Peninsular Malaysia and Singapore are part of the Sundaland biodiversity hotspot with one of the highest numbers of species in the world. Butterflies (Lepidoptera) are arguably the most well-studied megadiverse terrestrial invertebrates in this region with a long taxonomic history in various localities and ecoregions. Yet, with an estimated butterfly diversity of 1,200 species in the region, there is a clear under-representation within GBIF.org having only specimen records of less than a third of this number.
The Lee Kong Chian Natural History Museum (LKCNHM) joined the international Butterflies of the Southeast Asian Islands Project recently and aims to mobilize specimen data through the digitization of ~10,000 butterfly specimens, with priorities to achieve high coverage of all representative families/subfamilies available.
Publication of these specimen data will directly increase the species representation for the targeted region to ~90% with georeferenced data belonging to a critical time period of drastic landscape modifications (1960-1990). Availability of this data will bridge the gap between historical data and contemporary knowledge of butterfly species in the region, and at the same time promote further scientific investigations into this remarkable regional butterfly diversity.
To date, a total of 3,631 specimens have been transcribes including specimen ID assignment (occurrence ID), original locality and identification data. Among the transcribed specimens, 1,893 specimens have completed the image-vouchering process. The Doggett's collection of Hesperiidae (skippers) has the most complete sets of specimens (725 records). They also have all the localities georeferenced. This data has been the first to be published on GBIF as a part of this project.

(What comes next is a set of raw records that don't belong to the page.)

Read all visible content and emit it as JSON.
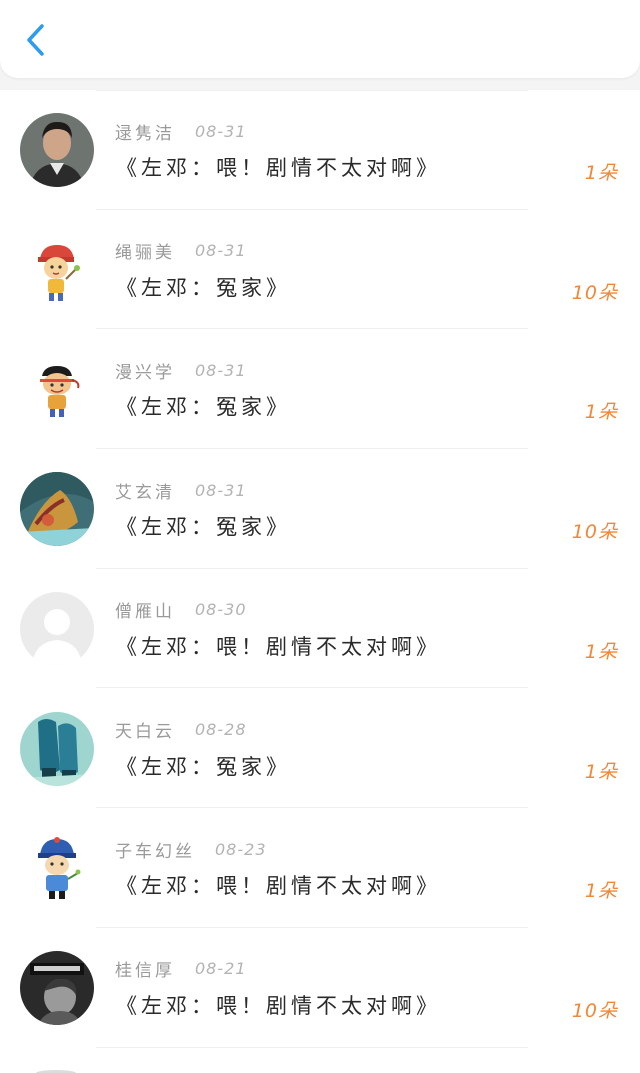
{
  "header": {
    "back_icon": "chevron-left-icon",
    "accent_color": "#2d9cf0"
  },
  "gift_color": "#f0883a",
  "records": [
    {
      "name": "逯隽洁",
      "date": "08-31",
      "title": "《左邓：喂！剧情不太对啊》",
      "amount": "1朵",
      "avatar": "man-portrait"
    },
    {
      "name": "绳骊美",
      "date": "08-31",
      "title": "《左邓：冤家》",
      "amount": "10朵",
      "avatar": "cartoon-kid-cap"
    },
    {
      "name": "漫兴学",
      "date": "08-31",
      "title": "《左邓：冤家》",
      "amount": "1朵",
      "avatar": "cartoon-boy"
    },
    {
      "name": "艾玄清",
      "date": "08-31",
      "title": "《左邓：冤家》",
      "amount": "10朵",
      "avatar": "colorful-photo"
    },
    {
      "name": "僧雁山",
      "date": "08-30",
      "title": "《左邓：喂！剧情不太对啊》",
      "amount": "1朵",
      "avatar": "default-person"
    },
    {
      "name": "天白云",
      "date": "08-28",
      "title": "《左邓：冤家》",
      "amount": "1朵",
      "avatar": "teal-photo"
    },
    {
      "name": "子车幻丝",
      "date": "08-23",
      "title": "《左邓：喂！剧情不太对啊》",
      "amount": "1朵",
      "avatar": "cartoon-official"
    },
    {
      "name": "桂信厚",
      "date": "08-21",
      "title": "《左邓：喂！剧情不太对啊》",
      "amount": "10朵",
      "avatar": "bw-portrait"
    }
  ]
}
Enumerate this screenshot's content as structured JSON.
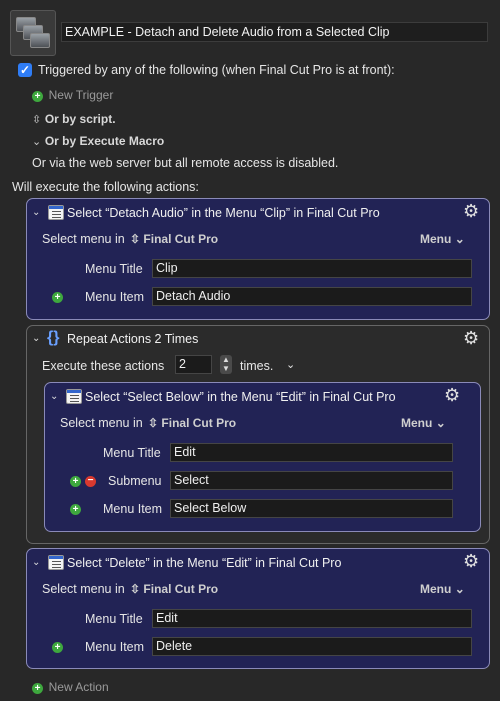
{
  "macro": {
    "title": "EXAMPLE - Detach and Delete Audio from a Selected Clip"
  },
  "triggers": {
    "triggered_label": "Triggered by any of the following (when Final Cut Pro is at front):",
    "new_trigger": "New Trigger",
    "by_script": "Or by script.",
    "by_execute_macro": "Or by Execute Macro",
    "web_server": "Or via the web server but all remote access is disabled.",
    "checkbox_mark": "✓"
  },
  "will_execute": "Will execute the following actions:",
  "actions": {
    "a1": {
      "title": "Select “Detach Audio” in the Menu “Clip” in Final Cut Pro",
      "select_menu_in": "Select menu in",
      "app": "Final Cut Pro",
      "menu_label": "Menu",
      "menu_title_label": "Menu Title",
      "menu_title_value": "Clip",
      "menu_item_label": "Menu Item",
      "menu_item_value": "Detach Audio"
    },
    "repeat": {
      "title": "Repeat Actions 2 Times",
      "execute_label": "Execute these actions",
      "count": "2",
      "times": "times."
    },
    "a2": {
      "title": "Select “Select Below” in the Menu “Edit” in Final Cut Pro",
      "select_menu_in": "Select menu in",
      "app": "Final Cut Pro",
      "menu_label": "Menu",
      "menu_title_label": "Menu Title",
      "menu_title_value": "Edit",
      "submenu_label": "Submenu",
      "submenu_value": "Select",
      "menu_item_label": "Menu Item",
      "menu_item_value": "Select Below"
    },
    "a3": {
      "title": "Select “Delete” in the Menu “Edit” in Final Cut Pro",
      "select_menu_in": "Select menu in",
      "app": "Final Cut Pro",
      "menu_label": "Menu",
      "menu_title_label": "Menu Title",
      "menu_title_value": "Edit",
      "menu_item_label": "Menu Item",
      "menu_item_value": "Delete"
    }
  },
  "new_action": "New Action",
  "glyphs": {
    "plus": "+",
    "minus": "−",
    "chevron_down": "⌄",
    "updown": "⇳",
    "gear": "⚙",
    "brace": "{}"
  },
  "colors": {
    "action_bg": "#222355",
    "checkbox_blue": "#2f7df6",
    "add_green": "#3ea83e",
    "remove_red": "#d9392f"
  }
}
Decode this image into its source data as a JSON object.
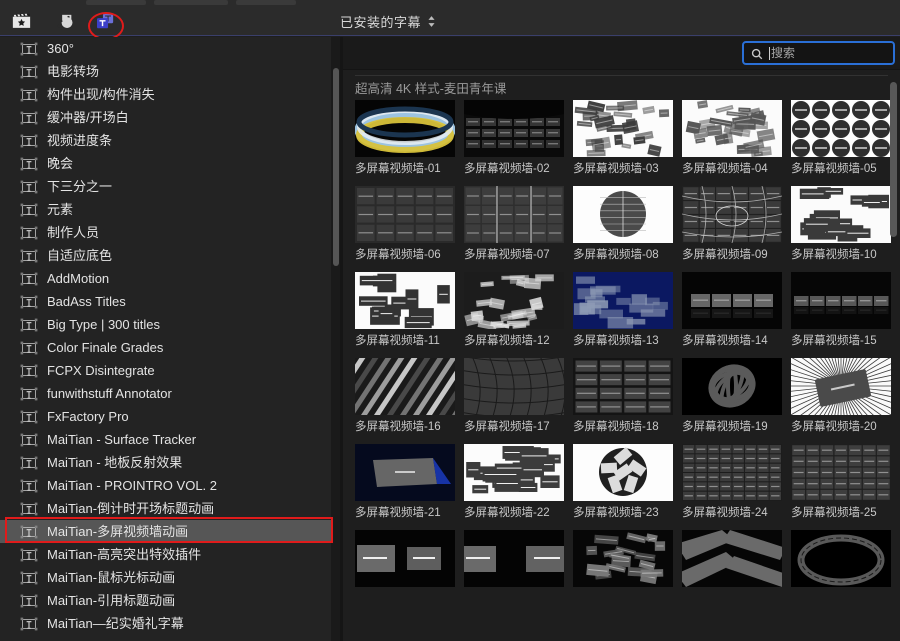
{
  "window": {
    "background": "#1e1e1e",
    "accent_blue": "#2a6fd6",
    "annotation_red": "#e01b1b",
    "selection_gray": "#565656"
  },
  "toolbar": {
    "icons": [
      {
        "name": "video-effects-icon",
        "glyph": "clapperboard",
        "active": false
      },
      {
        "name": "audio-photos-icon",
        "glyph": "music-photo",
        "active": false
      },
      {
        "name": "titles-generators-icon",
        "glyph": "titles-T",
        "active": true
      }
    ],
    "title": "已安装的字幕",
    "popup_indicator": "chevron-up-down"
  },
  "sidebar": {
    "items": [
      {
        "label": "360°"
      },
      {
        "label": "电影转场"
      },
      {
        "label": "构件出现/构件消失"
      },
      {
        "label": "缓冲器/开场白"
      },
      {
        "label": "视频进度条"
      },
      {
        "label": "晚会"
      },
      {
        "label": "下三分之一"
      },
      {
        "label": "元素"
      },
      {
        "label": "制作人员"
      },
      {
        "label": "自适应底色"
      },
      {
        "label": "AddMotion"
      },
      {
        "label": "BadAss Titles"
      },
      {
        "label": "Big Type | 300 titles"
      },
      {
        "label": "Color Finale Grades"
      },
      {
        "label": "FCPX Disintegrate"
      },
      {
        "label": "funwithstuff Annotator"
      },
      {
        "label": "FxFactory Pro"
      },
      {
        "label": "MaiTian -  Surface Tracker"
      },
      {
        "label": "MaiTian - 地板反射效果"
      },
      {
        "label": "MaiTian - PROINTRO VOL. 2"
      },
      {
        "label": "MaiTian-倒计时开场标题动画"
      },
      {
        "label": "MaiTian-多屏视频墙动画",
        "selected": true
      },
      {
        "label": "MaiTian-高亮突出特效插件"
      },
      {
        "label": "MaiTian-鼠标光标动画"
      },
      {
        "label": "MaiTian-引用标题动画"
      },
      {
        "label": "MaiTian—纪实婚礼字幕"
      }
    ]
  },
  "search": {
    "placeholder": "搜索",
    "value": "",
    "icon": "search-icon"
  },
  "browser": {
    "category_title": "超高清 4K 样式-麦田青年课",
    "items": [
      {
        "label": "多屏幕视频墙-01",
        "style": "ring-sky"
      },
      {
        "label": "多屏幕视频墙-02",
        "style": "curve-grid"
      },
      {
        "label": "多屏幕视频墙-03",
        "style": "scatter-white"
      },
      {
        "label": "多屏幕视频墙-04",
        "style": "scatter-white2"
      },
      {
        "label": "多屏幕视频墙-05",
        "style": "circles-white"
      },
      {
        "label": "多屏幕视频墙-06",
        "style": "rows-dark"
      },
      {
        "label": "多屏幕视频墙-07",
        "style": "rows-dark2"
      },
      {
        "label": "多屏幕视频墙-08",
        "style": "sphere-white"
      },
      {
        "label": "多屏幕视频墙-09",
        "style": "warp-grid"
      },
      {
        "label": "多屏幕视频墙-10",
        "style": "blocks-white"
      },
      {
        "label": "多屏幕视频墙-11",
        "style": "blocks-white2"
      },
      {
        "label": "多屏幕视频墙-12",
        "style": "tilt-scatter"
      },
      {
        "label": "多屏幕视频墙-13",
        "style": "blue-stack"
      },
      {
        "label": "多屏幕视频墙-14",
        "style": "arc-row"
      },
      {
        "label": "多屏幕视频墙-15",
        "style": "arc-row2"
      },
      {
        "label": "多屏幕视频墙-16",
        "style": "diag-stripes"
      },
      {
        "label": "多屏幕视频墙-17",
        "style": "wave-grid"
      },
      {
        "label": "多屏幕视频墙-18",
        "style": "tiles-4x4"
      },
      {
        "label": "多屏幕视频墙-19",
        "style": "sphere-dark"
      },
      {
        "label": "多屏幕视频墙-20",
        "style": "card-rays"
      },
      {
        "label": "多屏幕视频墙-21",
        "style": "card-blue"
      },
      {
        "label": "多屏幕视频墙-22",
        "style": "blocks-white3"
      },
      {
        "label": "多屏幕视频墙-23",
        "style": "ball-white"
      },
      {
        "label": "多屏幕视频墙-24",
        "style": "dense-grid"
      },
      {
        "label": "多屏幕视频墙-25",
        "style": "dense-grid2"
      },
      {
        "label": "",
        "style": "two-cards"
      },
      {
        "label": "",
        "style": "two-cards2"
      },
      {
        "label": "",
        "style": "float-dark"
      },
      {
        "label": "",
        "style": "ribbons"
      },
      {
        "label": "",
        "style": "ring-dark"
      }
    ]
  }
}
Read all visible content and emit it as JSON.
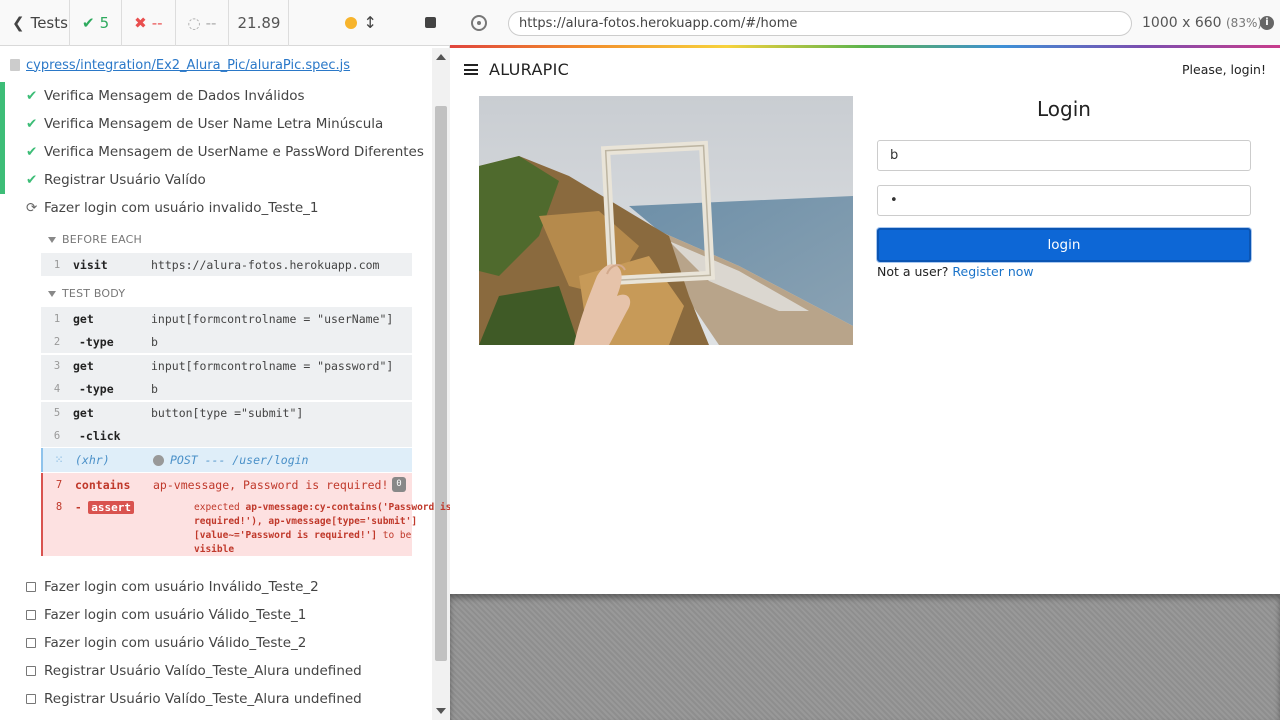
{
  "runner": {
    "tests_label": "Tests",
    "passed_count": "5",
    "failed_count": "--",
    "pending_count": "--",
    "duration": "21.89",
    "spec_path": "cypress/integration/Ex2_Alura_Pic/aluraPic.spec.js"
  },
  "tests": [
    {
      "title": "Verifica Mensagem de Dados Inválidos",
      "state": "passed"
    },
    {
      "title": "Verifica Mensagem de User Name Letra Minúscula",
      "state": "passed"
    },
    {
      "title": "Verifica Mensagem de UserName e PassWord Diferentes",
      "state": "passed"
    },
    {
      "title": "Registrar Usuário Valído",
      "state": "passed"
    },
    {
      "title": "Fazer login com usuário invalido_Teste_1",
      "state": "running"
    },
    {
      "title": "Fazer login com usuário Inválido_Teste_2",
      "state": "pending"
    },
    {
      "title": "Fazer login com usuário Válido_Teste_1",
      "state": "pending"
    },
    {
      "title": "Fazer login com usuário Válido_Teste_2",
      "state": "pending"
    },
    {
      "title": "Registrar Usuário Valído_Teste_Alura undefined",
      "state": "pending"
    },
    {
      "title": "Registrar Usuário Valído_Teste_Alura undefined",
      "state": "pending"
    }
  ],
  "hooks": {
    "before_each_label": "BEFORE EACH",
    "test_body_label": "TEST BODY"
  },
  "before_each_cmds": [
    {
      "num": "1",
      "name": "visit",
      "msg": "https://alura-fotos.herokuapp.com"
    }
  ],
  "body_cmds": [
    {
      "num": "1",
      "name": "get",
      "msg": "input[formcontrolname = \"userName\"]"
    },
    {
      "num": "2",
      "name": "-type",
      "msg": "b"
    },
    {
      "num": "3",
      "name": "get",
      "msg": "input[formcontrolname = \"password\"]"
    },
    {
      "num": "4",
      "name": "-type",
      "msg": "b"
    },
    {
      "num": "5",
      "name": "get",
      "msg": "button[type =\"submit\"]"
    },
    {
      "num": "6",
      "name": "-click",
      "msg": ""
    }
  ],
  "xhr_cmd": {
    "name": "(xhr)",
    "msg": "POST --- /user/login"
  },
  "error_cmd": {
    "num": "7",
    "name": "contains",
    "msg": "ap-vmessage, Password is required!",
    "badge": "0"
  },
  "assert_cmd": {
    "num": "8",
    "dash": "-",
    "tag": "assert",
    "expected_word": "expected",
    "subject": "ap-vmessage:cy-contains('Password is required!'), ap-vmessage[type='submit'][value~='Password is required!']",
    "to_be": "to be",
    "visible": "visible"
  },
  "aut": {
    "url": "https://alura-fotos.herokuapp.com/#/home",
    "viewport": "1000 x 660",
    "scale": "(83%)",
    "info": "i"
  },
  "app": {
    "brand": "ALURAPIC",
    "greeting": "Please, login!",
    "login_title": "Login",
    "username_value": "b",
    "password_value": "•",
    "login_button": "login",
    "not_user_text": "Not a user?",
    "register_link": "Register now"
  },
  "colors": {
    "pass": "#3dbd77",
    "fail": "#e94f4f",
    "primary": "#0d67d6"
  }
}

A project member has obtained a biodiversity data mobilization advance badge, as a part of the project. The project has two interns and a student volunteer. One of the interns uses a machine-learning algorithm to rename image files automatically. This is done by recognizing the assigned unique specimen ID label captured within the image of each specimen. The procedure has been under optimization to ensure higher accuracy with the ultimate aim of saving time.